The Turkey Twizzler thief has only himself to blame for the failure of Jamie’s Italian.
‘The world changed, the high street changed – it started to become Uber-fied… There’s that chain reaction, throw in a bit of Brexit, say the B-word, confidence goes and people’s habits changed.’
But can Brexit really be blamed? Since the Brexit vote, rising wages have held up strong consumer spending. So consumers have more cash in their pockets and are willing to part with it – they just don’t want to give it to Jamie Oliver. Why could that be?
Before Oliver blamed Brexit, he had another excuse: snobbery. Apparently, people didn’t want to go to Jamie’s because it wasn’t ‘posh’ enough. ‘If I’d have spent 13 years opening posh restaurants, I could assure you they’d all be open today’, he said to You magazine.

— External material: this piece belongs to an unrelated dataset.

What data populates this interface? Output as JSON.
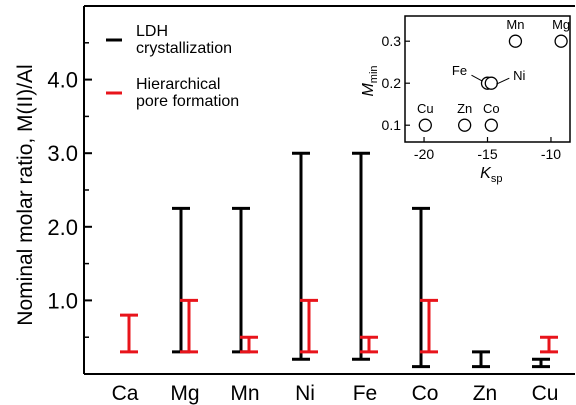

It’s a bit rich for Oliver to complain about snobbery, when he is the real snob here. His concerns about ‘unhealthy’ food are dripping with class snobbery. Over the years, he has said that poor, obese people ‘think in a different gear’. He has called working-class parents who give their kids fizzy drinks ‘arseholes’, ‘tossers’ and ‘idiots’. And in unguarded outbursts he has moaned about poor people having big TVs, getting drunk on weekends, and not sitting around the table for dinner. ‘Their poverty shows in the way they feed themselves’, he once said in an interview.
Thanks to his school-dinners crusade, a whole generation blames Oliver for depriving them of their beloved Turkey Twizzlers. Others blame his sugar-tax campaigning for ruining the taste of popular soft drinks like Irn Bru and Lucozade.
Jamie Oliver’s restaurants going bust? Good, that’s what you get for ruining irn bru and original lucozade ya cunt
— Rev. I Am Jolly (@will_car86rfc1) May 21, 2019
It is Oliver’s own snobbery that has been his undoing.